I began to travel back and forth across the Atlantic several times a year, and by 1994, I was sharing the work and ministry of NAMS in England as well. For a season, we had the blessing of Canterbury. That led to many queries: “Why is the North American Missionary Society serving in England?” In 1996, we changed our name to the New Anglican Missionary Society, and the global call on NAMS became clear.
1997 – 2009
1997 was a year of significant change for Anglicans in America, as a group of presbyters took a stand opposing the theological drift that was advancing rapidly in the Episcopal Church. The “First Promise Movement” grew out of their stand, and soon, a loose consortium of ministries gathered together to support a demand for disciplined biblical correction. The movement appealed to overseas bishops for help, and many came to our aid. NAMS was among those ministries and the dispute and schism that eventually resulted deeply affected our welcome in North America. Meanwhile, our global work was expanding, and in 1998, the Archbishop of Southeast Asia, Moses Tay, took me in as a priest of his diocese and agreed to be Archbishop Guardian of NAMS in his province. It opened the door to NAMS serving the global Anglican family.
NAMS now began to be the servant of many clergy, laypeople, and a few bishops in the Episcopal community of America as we were discovering a new way forward. From 1997 to 2008, we helped, either directly under our care or in partnership with others, over two hundred new Anglican congregations to begin. Many, but not all, were groups reconstituting themselves after being forcefully ejected from their diocese or choosing to leave.
An Anglican Order of Church Planters
We were growing worldwide, but our North American work was “labeling” us throughout the Anglican world. Traditional and conservative dioceses and provinces supported us, and others did not. We experienced the Anglican family breaking in two.
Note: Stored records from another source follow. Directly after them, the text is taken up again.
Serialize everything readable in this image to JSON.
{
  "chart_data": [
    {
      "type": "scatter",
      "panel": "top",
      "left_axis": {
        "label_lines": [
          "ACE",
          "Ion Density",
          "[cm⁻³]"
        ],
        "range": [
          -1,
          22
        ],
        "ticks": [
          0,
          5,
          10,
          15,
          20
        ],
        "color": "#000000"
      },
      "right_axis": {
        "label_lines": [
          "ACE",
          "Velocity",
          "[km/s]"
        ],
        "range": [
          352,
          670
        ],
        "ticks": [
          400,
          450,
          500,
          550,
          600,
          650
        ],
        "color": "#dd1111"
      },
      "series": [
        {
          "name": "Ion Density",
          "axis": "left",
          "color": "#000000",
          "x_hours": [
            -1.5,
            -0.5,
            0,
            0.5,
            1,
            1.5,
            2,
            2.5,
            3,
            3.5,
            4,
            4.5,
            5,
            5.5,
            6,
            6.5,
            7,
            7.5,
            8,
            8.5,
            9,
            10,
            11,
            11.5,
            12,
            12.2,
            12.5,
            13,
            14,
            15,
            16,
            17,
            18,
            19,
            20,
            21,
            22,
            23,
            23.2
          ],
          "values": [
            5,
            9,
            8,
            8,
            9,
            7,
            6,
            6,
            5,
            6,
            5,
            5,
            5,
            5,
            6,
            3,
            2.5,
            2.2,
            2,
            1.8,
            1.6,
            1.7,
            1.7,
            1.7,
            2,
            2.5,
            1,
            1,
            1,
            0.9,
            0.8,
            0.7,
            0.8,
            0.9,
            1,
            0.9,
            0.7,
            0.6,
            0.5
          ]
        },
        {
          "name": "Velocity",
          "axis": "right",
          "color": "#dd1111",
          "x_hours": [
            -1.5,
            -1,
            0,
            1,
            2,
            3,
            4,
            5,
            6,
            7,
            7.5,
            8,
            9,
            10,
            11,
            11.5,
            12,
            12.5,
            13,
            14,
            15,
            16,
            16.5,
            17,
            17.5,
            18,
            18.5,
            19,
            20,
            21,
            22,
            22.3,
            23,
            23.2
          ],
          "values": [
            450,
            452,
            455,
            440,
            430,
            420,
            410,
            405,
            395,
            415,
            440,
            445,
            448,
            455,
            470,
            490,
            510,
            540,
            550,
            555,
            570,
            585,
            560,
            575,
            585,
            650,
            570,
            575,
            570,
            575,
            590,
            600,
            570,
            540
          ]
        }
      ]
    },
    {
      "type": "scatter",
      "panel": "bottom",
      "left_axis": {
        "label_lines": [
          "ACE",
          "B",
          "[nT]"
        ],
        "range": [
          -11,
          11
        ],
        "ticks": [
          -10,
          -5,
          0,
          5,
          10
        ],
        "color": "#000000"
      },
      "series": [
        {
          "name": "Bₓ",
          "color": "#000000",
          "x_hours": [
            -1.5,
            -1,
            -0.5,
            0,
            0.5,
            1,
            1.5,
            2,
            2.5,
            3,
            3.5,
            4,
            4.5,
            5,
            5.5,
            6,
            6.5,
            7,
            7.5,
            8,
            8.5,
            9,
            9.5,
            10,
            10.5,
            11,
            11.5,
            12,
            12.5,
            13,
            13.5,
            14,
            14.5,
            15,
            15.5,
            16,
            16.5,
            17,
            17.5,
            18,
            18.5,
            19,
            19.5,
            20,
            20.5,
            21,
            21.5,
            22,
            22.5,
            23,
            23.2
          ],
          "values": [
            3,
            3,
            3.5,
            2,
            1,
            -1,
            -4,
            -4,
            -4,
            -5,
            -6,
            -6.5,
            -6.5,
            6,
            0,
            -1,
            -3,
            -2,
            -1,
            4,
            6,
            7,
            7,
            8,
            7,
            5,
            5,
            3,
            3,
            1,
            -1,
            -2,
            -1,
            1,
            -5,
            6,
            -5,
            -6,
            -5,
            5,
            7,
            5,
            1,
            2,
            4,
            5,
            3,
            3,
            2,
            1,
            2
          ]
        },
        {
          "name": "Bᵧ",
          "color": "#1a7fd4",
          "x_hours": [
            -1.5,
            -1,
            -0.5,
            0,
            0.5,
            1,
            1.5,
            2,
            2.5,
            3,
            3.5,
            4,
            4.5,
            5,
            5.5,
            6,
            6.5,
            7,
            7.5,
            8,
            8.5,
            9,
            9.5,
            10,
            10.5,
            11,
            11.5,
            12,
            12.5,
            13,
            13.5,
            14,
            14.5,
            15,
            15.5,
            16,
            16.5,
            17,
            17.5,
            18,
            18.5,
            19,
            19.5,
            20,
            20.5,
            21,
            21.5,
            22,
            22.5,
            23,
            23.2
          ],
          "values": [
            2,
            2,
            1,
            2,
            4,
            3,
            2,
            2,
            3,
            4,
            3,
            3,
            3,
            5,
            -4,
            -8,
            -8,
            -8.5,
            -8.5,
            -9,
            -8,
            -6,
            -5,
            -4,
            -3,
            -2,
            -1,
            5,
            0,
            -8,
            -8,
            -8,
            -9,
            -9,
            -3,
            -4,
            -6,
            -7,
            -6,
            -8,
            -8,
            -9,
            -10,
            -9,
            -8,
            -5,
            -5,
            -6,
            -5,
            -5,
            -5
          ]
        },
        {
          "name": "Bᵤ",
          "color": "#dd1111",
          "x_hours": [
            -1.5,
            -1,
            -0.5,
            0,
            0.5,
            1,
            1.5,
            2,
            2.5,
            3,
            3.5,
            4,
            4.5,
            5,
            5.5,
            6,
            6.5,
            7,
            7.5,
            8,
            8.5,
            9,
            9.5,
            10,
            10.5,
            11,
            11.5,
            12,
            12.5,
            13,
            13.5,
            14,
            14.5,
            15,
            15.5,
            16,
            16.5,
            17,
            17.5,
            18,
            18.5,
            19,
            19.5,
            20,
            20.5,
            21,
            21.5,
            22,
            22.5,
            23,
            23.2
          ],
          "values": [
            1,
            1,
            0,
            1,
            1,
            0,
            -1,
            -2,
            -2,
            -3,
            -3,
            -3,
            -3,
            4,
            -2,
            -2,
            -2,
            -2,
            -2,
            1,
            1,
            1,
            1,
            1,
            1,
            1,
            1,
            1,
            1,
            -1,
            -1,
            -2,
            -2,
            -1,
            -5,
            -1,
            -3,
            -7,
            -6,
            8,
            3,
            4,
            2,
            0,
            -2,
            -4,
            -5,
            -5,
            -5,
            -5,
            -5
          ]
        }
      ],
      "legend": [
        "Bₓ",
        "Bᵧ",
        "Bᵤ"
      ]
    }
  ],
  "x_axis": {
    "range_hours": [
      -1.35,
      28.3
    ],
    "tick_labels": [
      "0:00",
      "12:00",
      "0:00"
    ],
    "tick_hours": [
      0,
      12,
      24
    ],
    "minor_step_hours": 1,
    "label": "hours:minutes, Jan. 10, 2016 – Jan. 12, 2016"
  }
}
However, we tried, and we still do, to bridge the schism with our mission and ministry wherever we find the Church submitted to Christ and his word.
When the Anglican Church in North America was born in 2009, out of the GAFCON Movement, it became clear that another transition was upon NAMS. The ACNA was embracing church planting as a part of its founding DNA. Indeed, at the Founding Synon in Denton, Texas, Archbishop Bob Duncan called for the ACNA to plant 1,000 new churches. After a season of prayer and broad consultation, NAMS returned to the words from 1973 and reconstituted itself as “an Anglican order of Church Planters.”
2010 – 2023
Refounding NAMS as an order under rule led to many developments in our mission. We covenanted together as Missionary Companions with the prayer and desire to unite as a “band of brothers and sisters on mission” in every nation where the Lord opened a door. We restructured our global work into continental divisions and began to build a truly global cross-cultural leadership team. By 2013, we had embraced a missionary strategy that focused on raising up church-planting leaders in fifteen “mega-regions” of the world, as had been suggested to us by Patrick Johnstone in his magisterial work, The Future of Global Christianity.
2023 again finds NAMS in a pivotal transition from its founding season to an ongoing ministry serving the Anglican Family and, through them, the whole church of the Lord Jesus. We pray that this transition will prepare us to serve faithfully the glorious gospel as long as the Lord desires it of us.